Democrat. Republican. Republican. Democrat. Burger King. McDonalds. McDonalds. Burger King. What’s the difference? No matter which one I choose I’ll be getting indigestion and most likely acid. I want real change. I want a real steak. Not some warmed over version of the other one. It’s alleged that the Republicans used to be conservative. When was that? Don’t say Reagan. When he was a Democrat he voted for more liberal crap than I care to dredge up. Nixon? EEEEENNT! (That’s an obnoxious buzzer).

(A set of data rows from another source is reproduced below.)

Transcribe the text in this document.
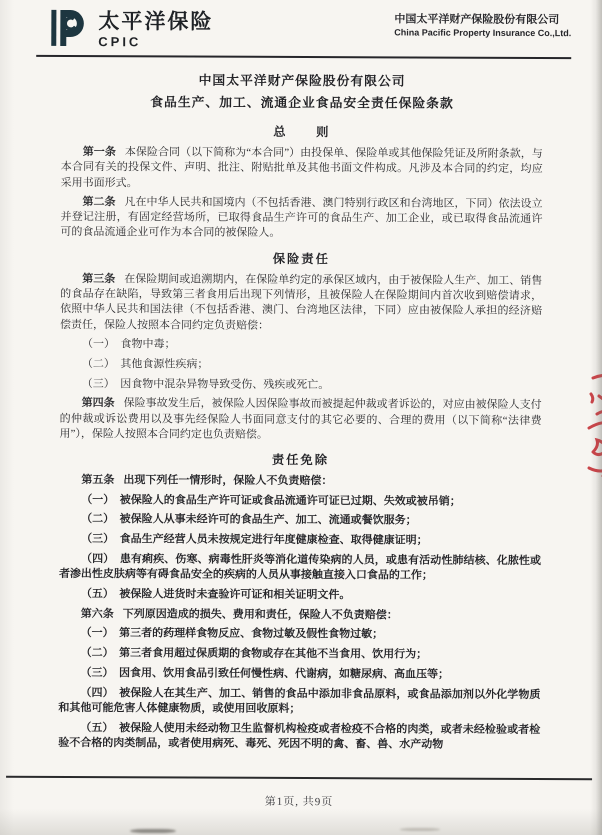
太平洋保险
CPIC
中国太平洋财产保险股份有限公司
China Pacific Property Insurance Co.,Ltd.
中国太平洋财产保险股份有限公司
食品生产、加工、流通企业食品安全责任保险条款
总　　则

第一条 本保险合同（以下简称为“本合同”）由投保单、保险单或其他保险凭证及所附条款，与本合同有关的投保文件、声明、批注、附贴批单及其他书面文件构成。凡涉及本合同的约定，均应采用书面形式。

第二条 凡在中华人民共和国境内（不包括香港、澳门特别行政区和台湾地区，下同）依法设立并登记注册，有固定经营场所，已取得食品生产许可的食品生产、加工企业，或已取得食品流通许可的食品流通企业可作为本合同的被保险人。

保险责任

第三条 在保险期间或追溯期内，在保险单约定的承保区域内，由于被保险人生产、加工、销售的食品存在缺陷，导致第三者食用后出现下列情形，且被保险人在保险期间内首次收到赔偿请求，依照中华人民共和国法律（不包括香港、澳门、台湾地区法律，下同）应由被保险人承担的经济赔偿责任，保险人按照本合同约定负责赔偿：

（一）　食物中毒；

（二）　其他食源性疾病；

（三）　因食物中混杂异物导致受伤、残疾或死亡。

第四条 保险事故发生后，被保险人因保险事故而被提起仲裁或者诉讼的，对应由被保险人支付的仲裁或诉讼费用以及事先经保险人书面同意支付的其它必要的、合理的费用（以下简称“法律费用”），保险人按照本合同约定也负责赔偿。

责任免除

第五条 出现下列任一情形时，保险人不负责赔偿：

（一）　被保险人的食品生产许可证或食品流通许可证已过期、失效或被吊销；

（二）　被保险人从事未经许可的食品生产、加工、流通或餐饮服务；

（三）　食品生产经营人员未按规定进行年度健康检查、取得健康证明；

（四）　患有痢疾、伤寒、病毒性肝炎等消化道传染病的人员，或患有活动性肺结核、化脓性或者渗出性皮肤病等有碍食品安全的疾病的人员从事接触直接入口食品的工作；

（五）　被保险人进货时未查验许可证和相关证明文件。

第六条 下列原因造成的损失、费用和责任，保险人不负责赔偿：

（一）　第三者的药理样食物反应、食物过敏及假性食物过敏；

（二）　第三者食用超过保质期的食物或存在其他不当食用、饮用行为；

（三）　因食用、饮用食品引致任何慢性病、代谢病，如糖尿病、高血压等；

（四）　被保险人在其生产、加工、销售的食品中添加非食品原料，或食品添加剂以外化学物质和其他可能危害人体健康物质，或使用回收原料；

（五）　被保险人使用未经动物卫生监督机构检疫或者检疫不合格的肉类，或者未经检验或者检验不合格的肉类制品，或者使用病死、毒死、死因不明的禽、畜、兽、水产动物

第1页, 共9页
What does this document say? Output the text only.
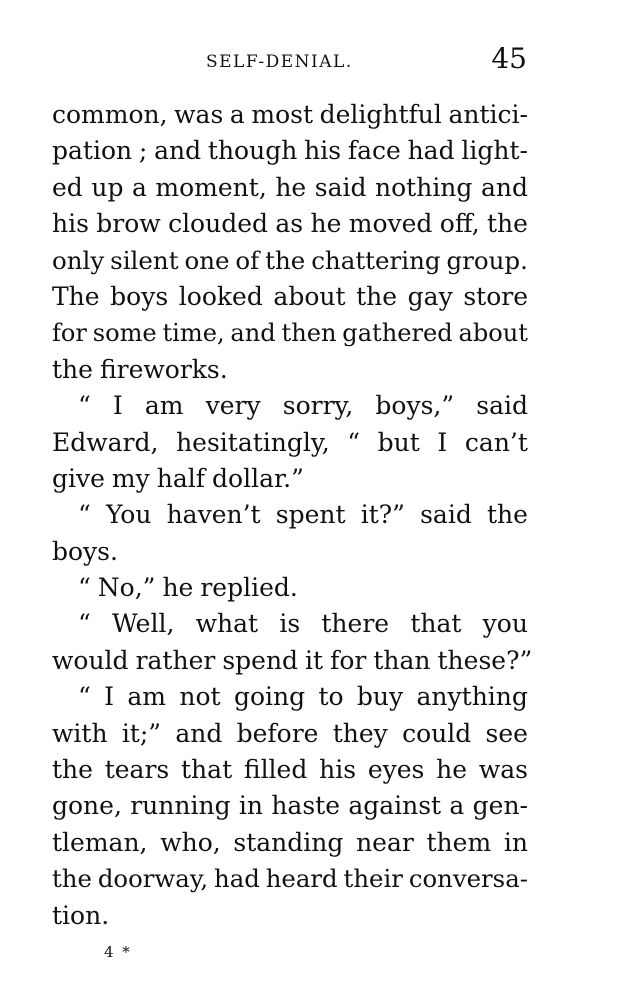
SELF-DENIAL.	45
common, was a most delightful antici-
pation ; and though his face had light-
ed up a moment, he said nothing and
his brow clouded as he moved off, the
only silent one of the chattering group.
The boys looked about the gay store
for some time, and then gathered about
the fireworks.
“ I am very sorry, boys,” said
Edward, hesitatingly, “ but I can’t
give my half dollar.”
“ You haven’t spent it?” said the
boys.
“ No,” he replied.
“ Well, what is there that you
would rather spend it for than these?”
“ I am not going to buy anything
with it;” and before they could see
the tears that filled his eyes he was
gone, running in haste against a gen-
tleman, who, standing near them in
the doorway, had heard their conversa-
tion.
4 *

This partisanship is destroying our country. That’s what’s doing it. Can’t you see. People, good people, on both sides of the aisle want the same things for their families. But fecal matter such as Jesse Jackson, Wayne LaPierre and the rest of the dividers strive to keep us from getting together because they know that if we do, their gig is up. No more gravy train for them. This is a heart felt appeal.  Don’t count on Sir Ted and Newt to do it. They can’t see past the pledge pin on their lapel.

You, over there on the left. Curious George don’t care. Blame him all you want. He’s got his bonanza. He’ll live happily ever after. You, over there on the right, thinking you’re right. Barrack don’t care. He’s in like Flynn. His gravy train is set. Him and the girls will be living the high life until they die. How do you like that. You’re going to pay for it. That’s a period. You’re going to pay for it period. Even if he’s impeached, you’re going to pay for it.

Stop the bickering. Get together and plot a course for the future. Then as Captain Kirk used to say, Engage.